Defining model in keras (include_top = True)

AKSHAYAA VAIDYANATHAN picture AKSHAYAA VAIDYANATHAN · Sep 4, 2017 · Viewed 10.1k times · Source

Can somebody tell me what include_top= True means when defining a model in keras?

I read the meaning of this line in Keras Documentation. It says include_top: whether to include the fully-connected layer at the top of the network.

I am still looking for an intuitive explanation for this line of code.

ResNet50(include_top=True)

Thanks!

Answer

Daniel Möller picture Daniel Möller · Sep 4, 2017

Most of these models are a series of convolutional layers followed by one or a few dense (or fully connected) layers.

Include_top lets you select if you want the final dense layers or not.

  • the convolutional layers work as feature extractors. They identify a series of patterns in the image, and each layer can identify more elaborate patterns by seeing patterns of patterns.

  • the dense layers are capable of interpreting the found patterns in order to classify: this image contains cats, dogs, cars, etc.

About the weights:

  • the weights in a convolutional layer are fixed-size. They are the size of the kernel x filters. Example: a 3x3 kernel of 10 filters. A convolutional layer doesn't care about the size of the input image. It just does the convolutions and present a resulting image based on the size of the input image. (Search for some illustrated tutorials about convolutions if this is unclear)

  • now the weights in a dense layer are totally dependent on the input size. It's one weight per element of the input. So this demands that your input be always the same size, or else you won't have proper learned weights.

Because of this, removing the final dense layers allows you to define the input size (see in documentation). (And the output size will increase/decrease accordingly).

But you lose the interpretation/classification layers. (You can add your own, depending on your task)


Extra info on Poolings and Flatten

Global poolings:

After the last convolutional layers, your outputs are still like images. They have shape (images, X, Y, channels), where X and Y are spatial dimensions of a 2D image.

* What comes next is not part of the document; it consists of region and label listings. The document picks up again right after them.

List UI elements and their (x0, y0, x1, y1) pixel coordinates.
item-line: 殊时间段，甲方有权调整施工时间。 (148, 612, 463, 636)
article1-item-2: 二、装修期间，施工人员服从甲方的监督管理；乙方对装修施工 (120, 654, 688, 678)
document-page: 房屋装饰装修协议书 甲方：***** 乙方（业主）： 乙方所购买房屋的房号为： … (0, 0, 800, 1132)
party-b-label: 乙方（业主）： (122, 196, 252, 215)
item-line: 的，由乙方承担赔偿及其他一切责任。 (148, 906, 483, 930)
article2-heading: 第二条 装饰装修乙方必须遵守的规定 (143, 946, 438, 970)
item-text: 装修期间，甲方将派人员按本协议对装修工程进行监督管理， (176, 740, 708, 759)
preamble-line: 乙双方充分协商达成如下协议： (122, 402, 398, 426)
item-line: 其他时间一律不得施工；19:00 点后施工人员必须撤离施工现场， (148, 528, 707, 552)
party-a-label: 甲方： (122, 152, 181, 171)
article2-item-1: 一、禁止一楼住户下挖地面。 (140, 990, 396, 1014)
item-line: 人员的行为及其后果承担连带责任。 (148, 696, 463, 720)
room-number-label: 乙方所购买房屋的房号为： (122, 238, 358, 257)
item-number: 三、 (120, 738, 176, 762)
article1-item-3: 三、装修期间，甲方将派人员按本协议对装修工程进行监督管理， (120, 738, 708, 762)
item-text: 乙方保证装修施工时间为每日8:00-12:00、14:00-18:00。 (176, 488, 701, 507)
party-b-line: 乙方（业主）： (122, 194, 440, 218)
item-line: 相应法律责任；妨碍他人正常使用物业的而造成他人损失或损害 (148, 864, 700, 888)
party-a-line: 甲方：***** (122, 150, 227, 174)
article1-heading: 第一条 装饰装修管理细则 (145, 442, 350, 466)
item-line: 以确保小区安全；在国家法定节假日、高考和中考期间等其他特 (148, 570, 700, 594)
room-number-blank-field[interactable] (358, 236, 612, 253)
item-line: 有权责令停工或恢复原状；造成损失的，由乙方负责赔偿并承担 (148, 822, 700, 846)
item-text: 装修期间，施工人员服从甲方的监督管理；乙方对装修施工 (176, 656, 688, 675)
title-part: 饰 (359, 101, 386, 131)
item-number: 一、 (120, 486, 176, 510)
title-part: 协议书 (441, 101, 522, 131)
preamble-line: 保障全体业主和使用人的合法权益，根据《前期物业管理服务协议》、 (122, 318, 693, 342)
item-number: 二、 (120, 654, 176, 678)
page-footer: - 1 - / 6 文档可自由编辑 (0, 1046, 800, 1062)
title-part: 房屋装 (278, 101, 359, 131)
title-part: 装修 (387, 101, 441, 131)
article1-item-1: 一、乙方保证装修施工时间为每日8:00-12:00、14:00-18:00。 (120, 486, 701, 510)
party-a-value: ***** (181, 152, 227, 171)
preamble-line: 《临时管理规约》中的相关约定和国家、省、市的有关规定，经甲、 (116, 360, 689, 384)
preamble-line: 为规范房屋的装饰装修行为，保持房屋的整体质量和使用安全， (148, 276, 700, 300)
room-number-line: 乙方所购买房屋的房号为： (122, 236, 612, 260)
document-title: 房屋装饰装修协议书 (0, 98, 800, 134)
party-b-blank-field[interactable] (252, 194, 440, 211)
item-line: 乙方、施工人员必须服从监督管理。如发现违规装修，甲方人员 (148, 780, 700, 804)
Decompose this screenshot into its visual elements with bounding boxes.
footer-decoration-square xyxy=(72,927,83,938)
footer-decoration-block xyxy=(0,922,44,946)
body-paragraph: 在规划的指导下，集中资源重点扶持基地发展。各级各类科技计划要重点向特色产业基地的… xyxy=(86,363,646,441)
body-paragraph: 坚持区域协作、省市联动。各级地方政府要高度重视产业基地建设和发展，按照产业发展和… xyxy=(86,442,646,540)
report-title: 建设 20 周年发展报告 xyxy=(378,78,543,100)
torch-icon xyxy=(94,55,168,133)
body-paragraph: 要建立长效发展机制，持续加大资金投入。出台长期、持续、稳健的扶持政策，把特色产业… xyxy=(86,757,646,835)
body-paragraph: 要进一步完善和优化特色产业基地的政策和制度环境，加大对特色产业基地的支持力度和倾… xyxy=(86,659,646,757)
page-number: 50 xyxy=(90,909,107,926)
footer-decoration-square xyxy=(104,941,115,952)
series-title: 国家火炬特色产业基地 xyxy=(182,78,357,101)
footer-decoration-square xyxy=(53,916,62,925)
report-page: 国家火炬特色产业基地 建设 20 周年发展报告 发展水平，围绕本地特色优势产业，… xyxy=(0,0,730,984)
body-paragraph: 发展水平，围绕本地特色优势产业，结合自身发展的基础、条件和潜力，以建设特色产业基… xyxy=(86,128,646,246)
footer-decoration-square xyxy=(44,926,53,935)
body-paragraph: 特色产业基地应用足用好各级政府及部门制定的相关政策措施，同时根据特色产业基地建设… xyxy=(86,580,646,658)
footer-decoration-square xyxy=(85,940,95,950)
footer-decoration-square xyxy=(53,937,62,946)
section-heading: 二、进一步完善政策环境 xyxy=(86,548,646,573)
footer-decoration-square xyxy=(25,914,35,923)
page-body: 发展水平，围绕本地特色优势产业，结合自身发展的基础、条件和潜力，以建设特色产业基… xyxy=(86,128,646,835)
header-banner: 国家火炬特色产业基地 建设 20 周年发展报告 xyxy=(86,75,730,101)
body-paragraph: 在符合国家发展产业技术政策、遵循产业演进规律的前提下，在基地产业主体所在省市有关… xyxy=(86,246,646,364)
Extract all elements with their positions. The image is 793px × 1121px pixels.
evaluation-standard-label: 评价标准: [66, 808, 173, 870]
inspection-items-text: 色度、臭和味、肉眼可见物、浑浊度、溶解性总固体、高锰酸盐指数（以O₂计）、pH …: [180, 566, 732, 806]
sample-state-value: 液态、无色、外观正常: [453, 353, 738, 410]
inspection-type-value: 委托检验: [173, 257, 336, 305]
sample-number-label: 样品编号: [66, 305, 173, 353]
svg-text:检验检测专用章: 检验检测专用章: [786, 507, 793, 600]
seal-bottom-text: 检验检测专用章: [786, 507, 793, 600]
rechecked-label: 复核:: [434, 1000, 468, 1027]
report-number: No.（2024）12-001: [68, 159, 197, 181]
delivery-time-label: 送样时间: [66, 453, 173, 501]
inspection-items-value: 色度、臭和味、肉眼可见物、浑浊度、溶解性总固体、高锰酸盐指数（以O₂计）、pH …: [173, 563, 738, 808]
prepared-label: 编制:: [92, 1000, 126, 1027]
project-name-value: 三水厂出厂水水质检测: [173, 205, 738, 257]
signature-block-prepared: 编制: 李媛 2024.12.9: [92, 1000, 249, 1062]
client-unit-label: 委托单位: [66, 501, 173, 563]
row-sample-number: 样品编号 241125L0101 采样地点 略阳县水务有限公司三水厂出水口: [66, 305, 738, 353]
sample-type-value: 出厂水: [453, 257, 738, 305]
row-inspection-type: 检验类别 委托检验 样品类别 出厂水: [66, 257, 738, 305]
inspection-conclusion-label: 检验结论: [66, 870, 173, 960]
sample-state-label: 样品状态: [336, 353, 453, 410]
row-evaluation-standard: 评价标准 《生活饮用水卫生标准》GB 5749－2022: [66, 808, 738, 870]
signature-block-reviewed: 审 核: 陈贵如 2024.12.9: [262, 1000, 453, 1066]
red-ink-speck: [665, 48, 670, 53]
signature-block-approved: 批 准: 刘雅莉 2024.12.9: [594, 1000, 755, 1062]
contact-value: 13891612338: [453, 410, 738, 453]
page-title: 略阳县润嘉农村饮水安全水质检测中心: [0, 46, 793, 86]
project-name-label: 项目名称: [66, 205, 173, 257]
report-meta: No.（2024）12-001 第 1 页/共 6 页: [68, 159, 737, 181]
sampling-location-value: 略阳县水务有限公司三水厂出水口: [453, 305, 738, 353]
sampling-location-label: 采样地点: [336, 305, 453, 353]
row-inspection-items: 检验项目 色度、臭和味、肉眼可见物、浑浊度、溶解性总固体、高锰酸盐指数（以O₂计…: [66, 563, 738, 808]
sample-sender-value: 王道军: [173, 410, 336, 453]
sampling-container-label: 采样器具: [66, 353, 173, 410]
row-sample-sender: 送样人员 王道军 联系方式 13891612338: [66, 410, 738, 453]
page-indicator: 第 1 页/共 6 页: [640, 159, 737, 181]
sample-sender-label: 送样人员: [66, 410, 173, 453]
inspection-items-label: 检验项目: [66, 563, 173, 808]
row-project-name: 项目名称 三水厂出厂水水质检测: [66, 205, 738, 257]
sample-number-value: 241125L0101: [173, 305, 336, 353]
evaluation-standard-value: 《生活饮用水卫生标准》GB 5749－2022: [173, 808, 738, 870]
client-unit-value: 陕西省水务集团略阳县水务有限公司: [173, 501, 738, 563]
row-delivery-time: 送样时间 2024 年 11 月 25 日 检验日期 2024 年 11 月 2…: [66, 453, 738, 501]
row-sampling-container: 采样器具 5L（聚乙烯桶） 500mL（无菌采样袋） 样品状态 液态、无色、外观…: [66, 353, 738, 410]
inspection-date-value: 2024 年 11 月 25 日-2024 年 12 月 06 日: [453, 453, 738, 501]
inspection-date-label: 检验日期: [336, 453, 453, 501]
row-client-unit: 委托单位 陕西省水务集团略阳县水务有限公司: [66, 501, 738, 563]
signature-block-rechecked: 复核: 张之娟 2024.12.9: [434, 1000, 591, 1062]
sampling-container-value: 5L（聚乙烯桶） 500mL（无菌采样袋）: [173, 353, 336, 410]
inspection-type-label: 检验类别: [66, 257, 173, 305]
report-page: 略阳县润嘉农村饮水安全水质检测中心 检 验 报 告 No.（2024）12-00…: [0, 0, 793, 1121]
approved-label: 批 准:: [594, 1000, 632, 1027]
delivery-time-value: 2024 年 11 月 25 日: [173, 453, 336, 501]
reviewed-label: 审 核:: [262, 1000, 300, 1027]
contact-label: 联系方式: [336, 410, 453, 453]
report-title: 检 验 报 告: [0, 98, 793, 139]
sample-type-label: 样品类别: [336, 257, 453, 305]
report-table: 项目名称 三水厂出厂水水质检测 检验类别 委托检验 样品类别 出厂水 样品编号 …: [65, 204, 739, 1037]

When your model has GlobalMaxPooling2D or GlobalAveragePooling2D, it will eliminate the spatial dimensions. With Max it will take only the highest value pixel for each channel. With Average it will take the mean value of each channel. The result will be just (images, channels), without spatial dimensions anymore.

  • Advantage: since the spatial dimension is discarded, you can have variable size images
  • Disadvantage: you loose a lot of data if you still have big sizes. (This might be ok depending on the model and data)

Flatten

With flatten, the spatial dimensions will not be lost, but they will be transformed in features. From (images, X, Y, channels) to (images, X*Y*channels).

This will require fixed input shapes, because X and Y must be defined, and if you add Dense layers after the flatten, the Dense layer will need a fixed number of features.